Des festivités ont été organisées hier à travers la République, pour fêter le 9e anniversaire du départ de Ben Ali, malgré un bilan loin d’être reluisant de cette révolution. La transition s’est arrêtée à la liberté de parole, et une pratique démocratique, qui n’a encore atteint ni clarté ni stabilité. Les droits socioéconomiques, principale revendication de la révolte populaire, sont encore absents. Les pauvres sont restés pauvres, et les moins pauvres se sont appauvris.
Les disparités régionales et sociales se sont approfondies, entraînant une énorme déception parmi les populations ayant vraiment cru, il y a neuf ans, que la chute du despotisme allait les acheminer vers des lendemains meilleurs. Lesquelles espérances se sont heurtées à différentes insuffisances, notamment l’incapacité de la classe politique à édifier un nouveau modèle efficace de développement, en plus d’une propagation ravageuse de l’opportunisme et de l’égoïsme, traduisant un déficit patriotique à tous les niveaux.
Ces facteurs réunis et bien d’autres ont agi négativement sur les fondements de l’Etat de l’indépendance, à cause d’une anarchie ravageuse. Néanmoins, plus le temps passe, plus on a tendance à relativiser les acquis de la révolution, d’autant que leur pérennité reste en danger tant que les Tunisiens vivent mal, privés qu’ils sont des moyens de bien-être. «Il faut un minimum de bien-être pour pratiquer la vertu», avait dit le défunt président, Béji Caïd Essebsi, sur El Watan, relayant Saint Thomas d’Aquin.
C’est dire que tant que la transition socioéconomique ne réussit pas, la démocratie tunisienne reste sujette à toutes les tribulations. Heureusement que, jusque-là, les revendications citoyennes, quoiqu’anarchistes, sont restées pacifiques. Mieux encore, les Tunisiens, toutes catégories sociales confondues, sont opposés au terrorisme. Les groupes terroristes sont isolés sur les montagnes de Kasserine et du Kef, grâce aux efforts de l’armée et des forces de l’ordre.
Transitions pacifiques
La démocratie tunisienne réussit de belle manière, installant une tradition de transition pacifique du pouvoir, rare dans les pays du Sud. Les Tunisiens ont essayé les islamistes au pouvoir en 2012/2013, avant de vivre sous un gouvernement de technocrates en 2014, qui a chapeauté les élections générales. Le quinquennat suivant a été marqué par un gouvernement d’union nationale entre Nidaa Tounes du défunt Béji Caïd Essebsi, vainqueur des élections de 2014, et les islamistes d’Ennahdha. Laquelle gouvernance n’ayant pas réussi sur le plan socioéconomique.

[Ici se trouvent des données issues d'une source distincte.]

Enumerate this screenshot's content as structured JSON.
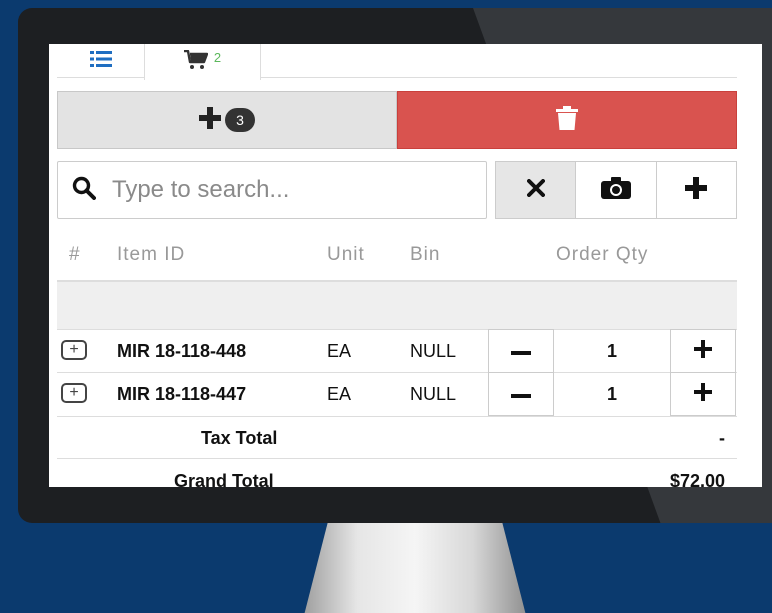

C’étaient plutôt des agissements pointés de sapeurs-pompiers réagissant aux contestations sociales qui ont pris le pas sur de véritables programmes de développement économique. Et c’est ainsi que la masse salariale des employés du secteur public a atteint près de 14,1% du PIB et 40% du Budget, ce qui constitue un handicap au budget de développement.
La Tunisie démocratique a appris à réagir aux échecs de sa classe politique. Ainsi, les électeurs ont sanctionné aussi bien Nidaa Tounes qu’Ennahdha lors des dernières élections. L’électorat les considère coresponsables des déboires du pays. Mais, l’ARP, issue de ces élections, est une mosaïque difficile à fédérer, avec Ennahdha, 1er parti, avec moins du quart des députés.
Résultats des courses, une Assemblée émiettée, avec des partis politiques pas habitués aux compromis difficiles. La classe politique n’est pas encore parvenue à former le nouveau gouvernement. Et il y a même une possibilité de dissolution du Parlement, si la personnalité, qui va être désignée par le président Saïed, ne parvient pas à réunir une majorité derrière son équipe. La nouvelle Tunisie, difficile à gérer, ne parvient pas à réaliser les objectifs de la révolution.